CodePudding user response:
To answer my own question right away: As a hotfix, I use eval()
to parse the imported query and consume its output.
However, since eval is generally not recommended and I have doubts about its performance, I am still looking for a different solution. E.g by passing the whole query string (not just the selector) to cheerio, somehow..
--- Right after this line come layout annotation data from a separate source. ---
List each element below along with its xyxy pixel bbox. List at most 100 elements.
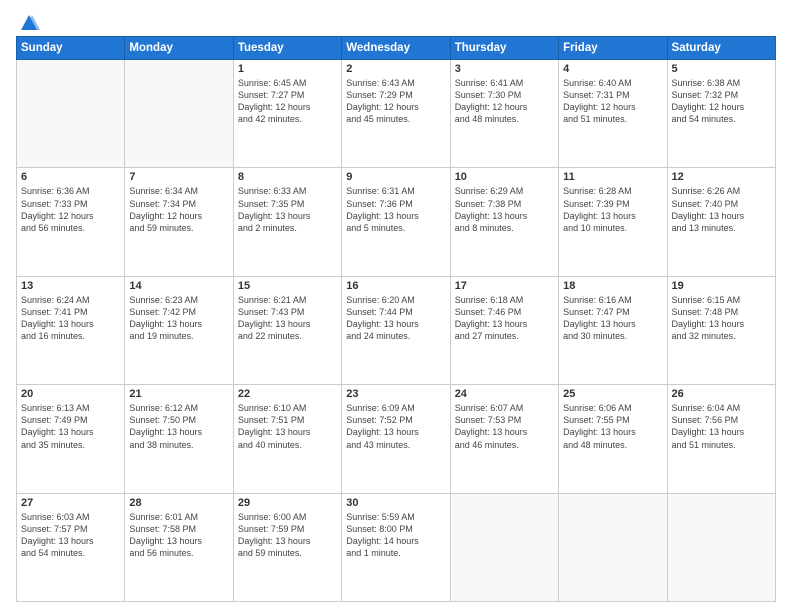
day-header-thursday: Thursday [450, 37, 558, 60]
calendar-cell [17, 60, 125, 168]
day-number: 3 [455, 63, 554, 75]
day-number: 20 [21, 388, 120, 400]
day-number: 23 [346, 388, 445, 400]
day-info: Sunrise: 6:15 AM Sunset: 7:48 PM Dayligh… [672, 294, 771, 343]
day-info: Sunrise: 6:28 AM Sunset: 7:39 PM Dayligh… [563, 185, 662, 234]
calendar-cell: 6 Sunrise: 6:36 AM Sunset: 7:33 PM Daylig… [17, 168, 125, 276]
calendar-cell: 9 Sunrise: 6:31 AM Sunset: 7:36 PM Daylig… [342, 168, 450, 276]
day-number: 9 [346, 171, 445, 183]
week-row-3: 20 Sunrise: 6:13 AM Sunset: 7:49 PM Dayli… [17, 385, 776, 493]
calendar-cell: 4 Sunrise: 6:40 AM Sunset: 7:31 PM Daylig… [559, 60, 667, 168]
calendar-body: 1Sunrise: 6:45 AM Sunset: 7:27 PM Daylig… [17, 60, 776, 602]
week-row-1: 6 Sunrise: 6:36 AM Sunset: 7:33 PM Daylig… [17, 168, 776, 276]
day-header-saturday: Saturday [667, 37, 775, 60]
day-number: 10 [455, 171, 554, 183]
day-info: Sunrise: 6:43 AM Sunset: 7:29 PM Dayligh… [346, 77, 445, 126]
day-number: 4 [563, 63, 662, 75]
day-info: Sunrise: 6:45 AM Sunset: 7:27 PM Dayligh… [238, 77, 337, 126]
calendar-cell: 13 Sunrise: 6:24 AM Sunset: 7:41 PM Dayli… [17, 276, 125, 384]
day-number: 15 [238, 280, 337, 292]
day-number: 2 [346, 63, 445, 75]
calendar-cell: 17 Sunrise: 6:18 AM Sunset: 7:46 PM Dayli… [450, 276, 558, 384]
calendar-cell: 30 Sunrise: 5:59 AM Sunset: 8:00 PM Dayli… [342, 493, 450, 601]
day-number: 8 [238, 171, 337, 183]
calendar-cell: 7 Sunrise: 6:34 AM Sunset: 7:34 PM Daylig… [125, 168, 233, 276]
calendar-cell: 3Sunrise: 6:41 AM Sunset: 7:30 PM Daylig… [450, 60, 558, 168]
day-info: Sunrise: 6:16 AM Sunset: 7:47 PM Dayligh… [563, 294, 662, 343]
day-info: Sunrise: 6:21 AM Sunset: 7:43 PM Dayligh… [238, 294, 337, 343]
day-info: Sunrise: 6:06 AM Sunset: 7:55 PM Dayligh… [563, 402, 662, 451]
page: SundayMondayTuesdayWednesdayThursdayFrid… [0, 0, 792, 612]
day-info: Sunrise: 6:07 AM Sunset: 7:53 PM Dayligh… [455, 402, 554, 451]
calendar-cell: 28 Sunrise: 6:01 AM Sunset: 7:58 PM Dayli… [125, 493, 233, 601]
day-header-sunday: Sunday [17, 37, 125, 60]
day-info: Sunrise: 6:04 AM Sunset: 7:56 PM Dayligh… [672, 402, 771, 451]
calendar-cell: 5 Sunrise: 6:38 AM Sunset: 7:32 PM Daylig… [667, 60, 775, 168]
calendar-cell [125, 60, 233, 168]
day-info: Sunrise: 6:38 AM Sunset: 7:32 PM Dayligh… [672, 77, 771, 126]
calendar-cell [667, 493, 775, 601]
calendar-cell: 1Sunrise: 6:45 AM Sunset: 7:27 PM Daylig… [233, 60, 341, 168]
day-number: 24 [455, 388, 554, 400]
week-row-0: 1Sunrise: 6:45 AM Sunset: 7:27 PM Daylig… [17, 60, 776, 168]
header [16, 12, 776, 28]
day-info: Sunrise: 6:33 AM Sunset: 7:35 PM Dayligh… [238, 185, 337, 234]
calendar-cell [450, 493, 558, 601]
day-header-row: SundayMondayTuesdayWednesdayThursdayFrid… [17, 37, 776, 60]
week-row-4: 27 Sunrise: 6:03 AM Sunset: 7:57 PM Dayli… [17, 493, 776, 601]
day-number: 26 [672, 388, 771, 400]
calendar-cell: 11 Sunrise: 6:28 AM Sunset: 7:39 PM Dayli… [559, 168, 667, 276]
day-info: Sunrise: 6:23 AM Sunset: 7:42 PM Dayligh… [129, 294, 228, 343]
calendar-cell: 20 Sunrise: 6:13 AM Sunset: 7:49 PM Dayli… [17, 385, 125, 493]
day-info: Sunrise: 6:09 AM Sunset: 7:52 PM Dayligh… [346, 402, 445, 451]
calendar-cell: 24 Sunrise: 6:07 AM Sunset: 7:53 PM Dayli… [450, 385, 558, 493]
day-number: 17 [455, 280, 554, 292]
calendar-cell: 25 Sunrise: 6:06 AM Sunset: 7:55 PM Dayli… [559, 385, 667, 493]
day-number: 28 [129, 497, 228, 509]
day-number: 7 [129, 171, 228, 183]
logo [16, 12, 40, 28]
calendar-cell: 10Sunrise: 6:29 AM Sunset: 7:38 PM Dayli… [450, 168, 558, 276]
day-number: 27 [21, 497, 120, 509]
calendar-cell: 12 Sunrise: 6:26 AM Sunset: 7:40 PM Dayli… [667, 168, 775, 276]
day-info: Sunrise: 6:03 AM Sunset: 7:57 PM Dayligh… [21, 511, 120, 560]
calendar-table: SundayMondayTuesdayWednesdayThursdayFrid… [16, 36, 776, 602]
day-number: 11 [563, 171, 662, 183]
day-info: Sunrise: 5:59 AM Sunset: 8:00 PM Dayligh… [346, 511, 445, 560]
day-number: 25 [563, 388, 662, 400]
day-info: Sunrise: 6:10 AM Sunset: 7:51 PM Dayligh… [238, 402, 337, 451]
day-info: Sunrise: 6:36 AM Sunset: 7:33 PM Dayligh… [21, 185, 120, 234]
calendar-cell [559, 493, 667, 601]
day-info: Sunrise: 6:34 AM Sunset: 7:34 PM Dayligh… [129, 185, 228, 234]
day-info: Sunrise: 6:24 AM Sunset: 7:41 PM Dayligh… [21, 294, 120, 343]
day-number: 18 [563, 280, 662, 292]
day-info: Sunrise: 6:12 AM Sunset: 7:50 PM Dayligh… [129, 402, 228, 451]
day-number: 21 [129, 388, 228, 400]
calendar-cell: 22 Sunrise: 6:10 AM Sunset: 7:51 PM Dayli… [233, 385, 341, 493]
day-info: Sunrise: 6:18 AM Sunset: 7:46 PM Dayligh… [455, 294, 554, 343]
day-number: 30 [346, 497, 445, 509]
calendar-cell: 26 Sunrise: 6:04 AM Sunset: 7:56 PM Dayli… [667, 385, 775, 493]
day-number: 6 [21, 171, 120, 183]
day-info: Sunrise: 6:26 AM Sunset: 7:40 PM Dayligh… [672, 185, 771, 234]
day-info: Sunrise: 6:13 AM Sunset: 7:49 PM Dayligh… [21, 402, 120, 451]
day-number: 16 [346, 280, 445, 292]
day-number: 12 [672, 171, 771, 183]
calendar-cell: 15 Sunrise: 6:21 AM Sunset: 7:43 PM Dayli… [233, 276, 341, 384]
day-info: Sunrise: 6:40 AM Sunset: 7:31 PM Dayligh… [563, 77, 662, 126]
day-info: Sunrise: 6:01 AM Sunset: 7:58 PM Dayligh… [129, 511, 228, 560]
day-number: 13 [21, 280, 120, 292]
day-number: 14 [129, 280, 228, 292]
week-row-2: 13 Sunrise: 6:24 AM Sunset: 7:41 PM Dayli… [17, 276, 776, 384]
day-header-friday: Friday [559, 37, 667, 60]
day-header-wednesday: Wednesday [342, 37, 450, 60]
calendar-cell: 14 Sunrise: 6:23 AM Sunset: 7:42 PM Dayli… [125, 276, 233, 384]
day-number: 5 [672, 63, 771, 75]
calendar-header: SundayMondayTuesdayWednesdayThursdayFrid… [17, 37, 776, 60]
day-number: 19 [672, 280, 771, 292]
day-number: 29 [238, 497, 337, 509]
day-info: Sunrise: 6:31 AM Sunset: 7:36 PM Dayligh… [346, 185, 445, 234]
day-number: 22 [238, 388, 337, 400]
day-info: Sunrise: 6:00 AM Sunset: 7:59 PM Dayligh… [238, 511, 337, 560]
calendar-cell: 29 Sunrise: 6:00 AM Sunset: 7:59 PM Dayli… [233, 493, 341, 601]
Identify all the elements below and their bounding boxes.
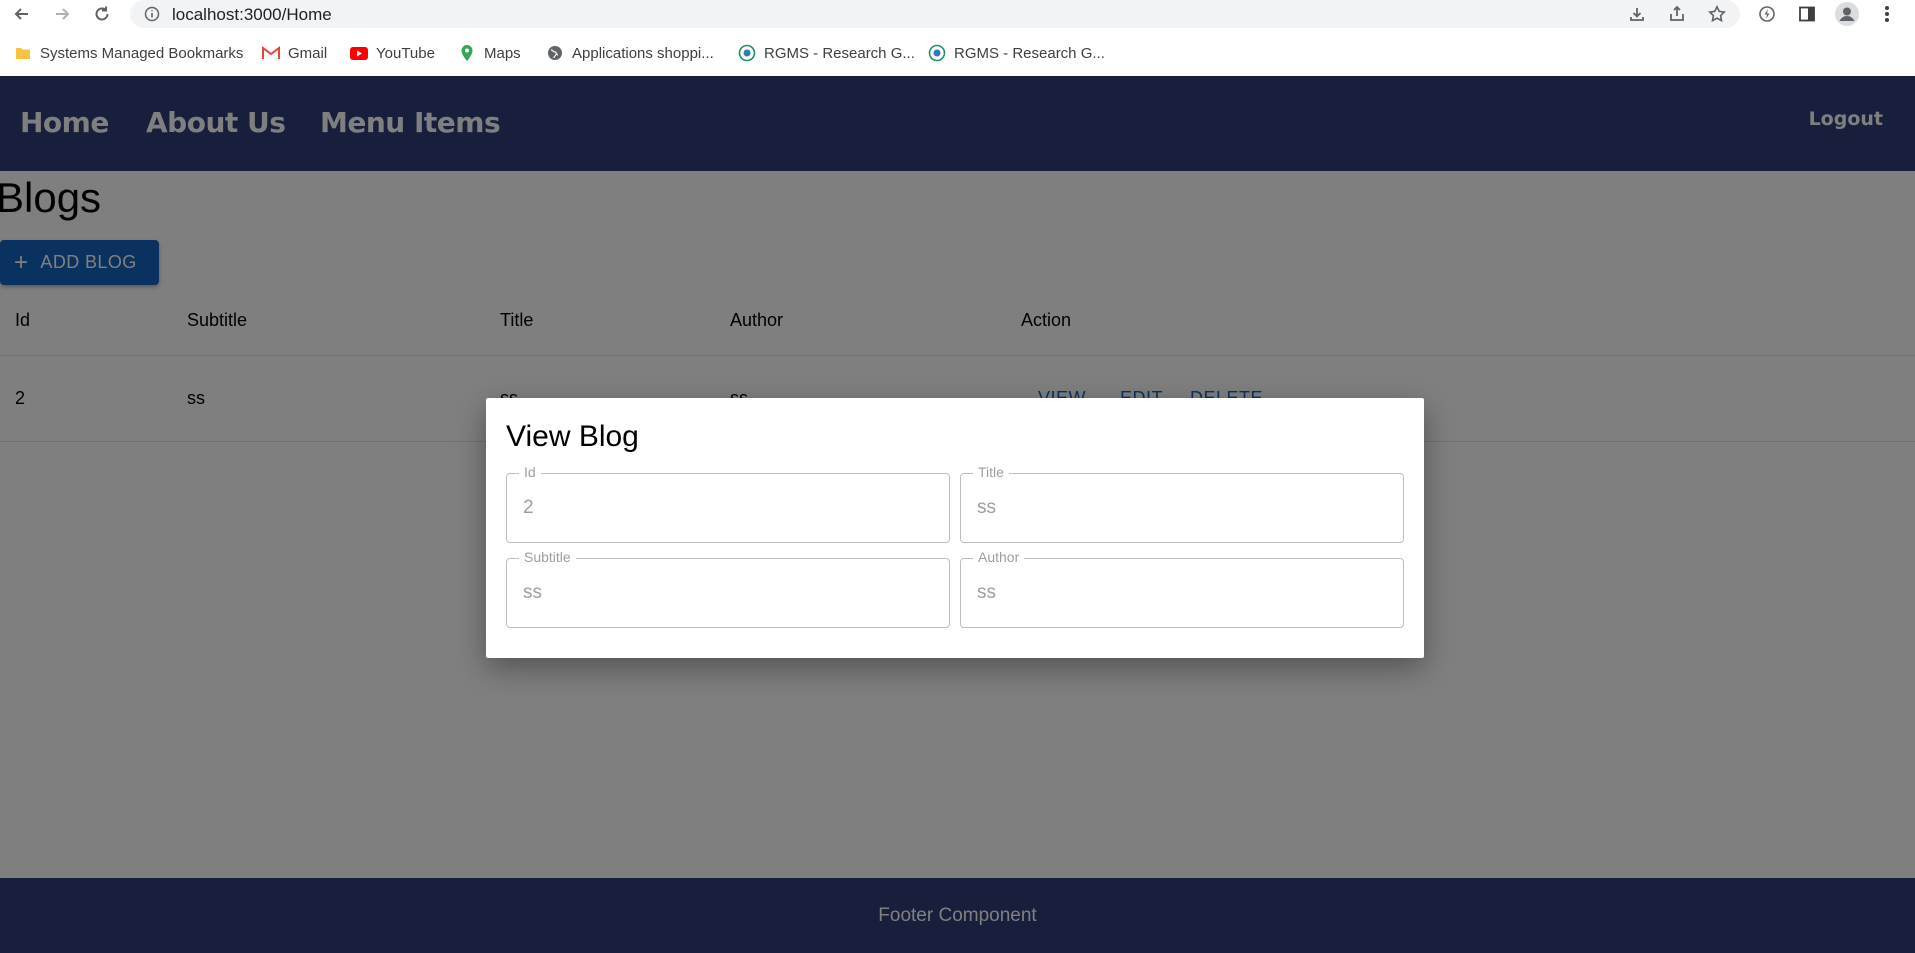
author-field-label: Author (973, 549, 1025, 565)
address-bar[interactable]: localhost:3000/Home (130, 0, 1740, 28)
bookmark-label: Gmail (288, 44, 328, 62)
bookmark-rgms-2[interactable]: RGMS - Research G... (928, 43, 1105, 63)
subtitle-field[interactable]: Subtitle ss (506, 549, 950, 628)
bookmark-gmail[interactable]: Gmail (262, 43, 327, 63)
id-field-label: Id (519, 464, 541, 480)
reload-icon[interactable] (90, 2, 114, 26)
url-text: localhost:3000/Home (172, 5, 332, 24)
site-info-icon[interactable] (142, 4, 162, 24)
title-field-value: ss (977, 497, 996, 518)
extension-icon[interactable] (1755, 2, 1779, 26)
more-menu-icon[interactable] (1875, 2, 1899, 26)
id-field-value: 2 (523, 497, 534, 518)
view-blog-dialog: View Blog Id 2 Title ss Subtitle ss Auth… (486, 398, 1424, 658)
bookmark-label: Applications shoppi... (572, 44, 714, 62)
forward-arrow-icon[interactable] (50, 2, 74, 26)
folder-icon (14, 44, 32, 62)
subtitle-field-label: Subtitle (519, 549, 576, 565)
install-icon[interactable] (1625, 2, 1649, 26)
bookmark-applications[interactable]: Applications shoppi... (546, 43, 714, 63)
bookmark-label: RGMS - Research G... (764, 44, 915, 62)
star-bookmark-icon[interactable] (1705, 2, 1729, 26)
gmail-icon (262, 44, 280, 62)
profile-avatar-icon[interactable] (1835, 2, 1859, 26)
rgms-icon (738, 44, 756, 62)
back-arrow-icon[interactable] (10, 2, 34, 26)
title-field-label: Title (973, 464, 1009, 480)
share-icon[interactable] (1665, 2, 1689, 26)
dialog-title: View Blog (506, 420, 639, 453)
bookmark-rgms-1[interactable]: RGMS - Research G... (738, 43, 915, 63)
bookmark-label: Maps (484, 44, 521, 62)
rgms-icon (928, 44, 946, 62)
bookmark-label: RGMS - Research G... (954, 44, 1105, 62)
author-field[interactable]: Author ss (960, 549, 1404, 628)
bookmark-systems-managed[interactable]: Systems Managed Bookmarks (14, 43, 243, 63)
subtitle-field-value: ss (523, 582, 542, 603)
author-field-value: ss (977, 582, 996, 603)
maps-icon (458, 44, 476, 62)
bookmarks-bar: Systems Managed Bookmarks Gmail YouTube … (0, 28, 1915, 76)
bookmark-youtube[interactable]: YouTube (350, 43, 435, 63)
bookmark-label: Systems Managed Bookmarks (40, 44, 244, 62)
title-field[interactable]: Title ss (960, 464, 1404, 543)
globe-icon (546, 44, 564, 62)
id-field[interactable]: Id 2 (506, 464, 950, 543)
side-panel-icon[interactable] (1795, 2, 1819, 26)
bookmark-label: YouTube (376, 44, 435, 62)
bookmark-maps[interactable]: Maps (458, 43, 521, 63)
browser-toolbar: localhost:3000/Home (0, 0, 1915, 28)
youtube-icon (350, 44, 368, 62)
CodePudding user response:
The queries should be functions that take $
as a parameter - because $
is dynamic (generated anew for each new document you parse). Then use that $
which is now in scope inside the function to call what you want on it - without any need for eval. For example:
const sites = {
"site1":{
"urls":[ // make sure this is an array, not an object
"http://site1.com/pageA",
"http://site1.com/pageB",
],
"queries":{
"h1": $ => $('h1').text(), // make sure to include comma after value
"numbersFromH1": $ => $('h1').text().match(/\\d /)[0]
}
}
};
const { site1 } = sites;
// replace with whatever implementation you have that retrieves page text
const pageText = await getPageText(site1.urls[0]);
const firstUrl$ = cheerio.load(pageText);
console.log(site1.queries.h1(firstUrl$));
Which should be easily adaptable to loops and more dynamic calls of the URLs and methods.